Si Art Spiegelman n'est pas le premier créateur a avoir utilisé le procédé de zoomorphisme pour imager la barbarie nazie (La Bête est morte, du dessinateur français Calvo, publié en 1944, relate déjà, mais de façon très mythifiée, la seconde guerre mondiale), il réalise avec "Maus" l'équivalent pour le 9ème Art du "Shoah" de Lanzmann. Une oeuvre majeure tentant de représenter l'innommable, qui entrelace le récit de son père rescapé des camps et celui de son fils, auteur de BD, qui se "débat pour survivre au survivant". Dans "Maus", les Juifs sont donc des souris, les Allemands des chats, les Polonais des porcs... Les deux volumes, sous-titrés "Un survivant raconte", seront publiés en France par Flammarion, connaîtront un succès mondial, avec des traductions en dix-huit langues, "Maus" faisant par ailleurs l'objet d'une exposition au musée d'Art moderne de New York.
Spiegelman, qui travaille actuellement sur "Meta-Maus", sa prochaine BD prévue pour fin 2011, où il racontera la genèse de "Maus" et notamment son choix de représenter les Juifs par des souris, a déclaré, après le sacre d'Angoulême : "Vu mes pauvres talents en tant que dessinateur, je me sens un peu comme le président Obama quand il a reçu le prix Nobel de la paix", ajoutant "Comme l'a dit mon épouse, qui est française, en l'apprenant : oh merde !". Un "juste prix" décerné à un auteur dont l'oeuvre dépasse largement le cadre de la BD. Comme le dit son éditeur en 4ème de couverture : "Oubliez vos préjugés : ces souris-là ont plus à voir avec Kafka ou Orwell qu'avec Tom et Jerry. Ceci est de la vraie littérature."

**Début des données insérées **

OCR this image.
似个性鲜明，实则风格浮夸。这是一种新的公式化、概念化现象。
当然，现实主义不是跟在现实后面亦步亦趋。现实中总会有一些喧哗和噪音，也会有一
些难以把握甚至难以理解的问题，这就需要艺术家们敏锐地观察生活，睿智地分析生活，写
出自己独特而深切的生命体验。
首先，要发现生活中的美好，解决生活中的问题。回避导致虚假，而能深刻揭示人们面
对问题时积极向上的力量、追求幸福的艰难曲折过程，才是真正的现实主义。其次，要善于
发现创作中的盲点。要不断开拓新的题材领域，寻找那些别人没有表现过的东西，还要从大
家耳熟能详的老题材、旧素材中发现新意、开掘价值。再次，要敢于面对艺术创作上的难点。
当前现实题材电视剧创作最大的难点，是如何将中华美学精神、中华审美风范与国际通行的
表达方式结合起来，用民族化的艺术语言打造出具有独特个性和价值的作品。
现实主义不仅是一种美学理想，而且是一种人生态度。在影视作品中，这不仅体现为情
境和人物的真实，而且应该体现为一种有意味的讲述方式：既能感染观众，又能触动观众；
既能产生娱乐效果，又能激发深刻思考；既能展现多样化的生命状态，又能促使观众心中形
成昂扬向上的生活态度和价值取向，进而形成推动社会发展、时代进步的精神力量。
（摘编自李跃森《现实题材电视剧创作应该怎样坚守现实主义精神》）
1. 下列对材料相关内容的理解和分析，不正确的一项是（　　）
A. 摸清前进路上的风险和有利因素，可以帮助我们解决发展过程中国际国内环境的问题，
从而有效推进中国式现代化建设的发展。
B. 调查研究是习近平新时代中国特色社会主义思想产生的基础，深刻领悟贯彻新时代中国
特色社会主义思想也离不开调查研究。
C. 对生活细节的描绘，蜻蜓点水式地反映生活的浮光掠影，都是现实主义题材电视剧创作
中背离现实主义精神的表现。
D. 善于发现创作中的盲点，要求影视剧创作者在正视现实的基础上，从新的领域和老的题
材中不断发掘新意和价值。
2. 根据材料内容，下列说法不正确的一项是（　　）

Quel merveilleux travail a été accompli par Art Spiegelman, pour lui-même sans doute, et pour nous aussi. Il a su montrer, en passant, les difficiles relations entre les survivants et leurs enfants. Ces oeuvres sont des chefs- d'oeuvre. Il était temps de s'en apercevoir officiellement, mais mieux vaut tard que jamais !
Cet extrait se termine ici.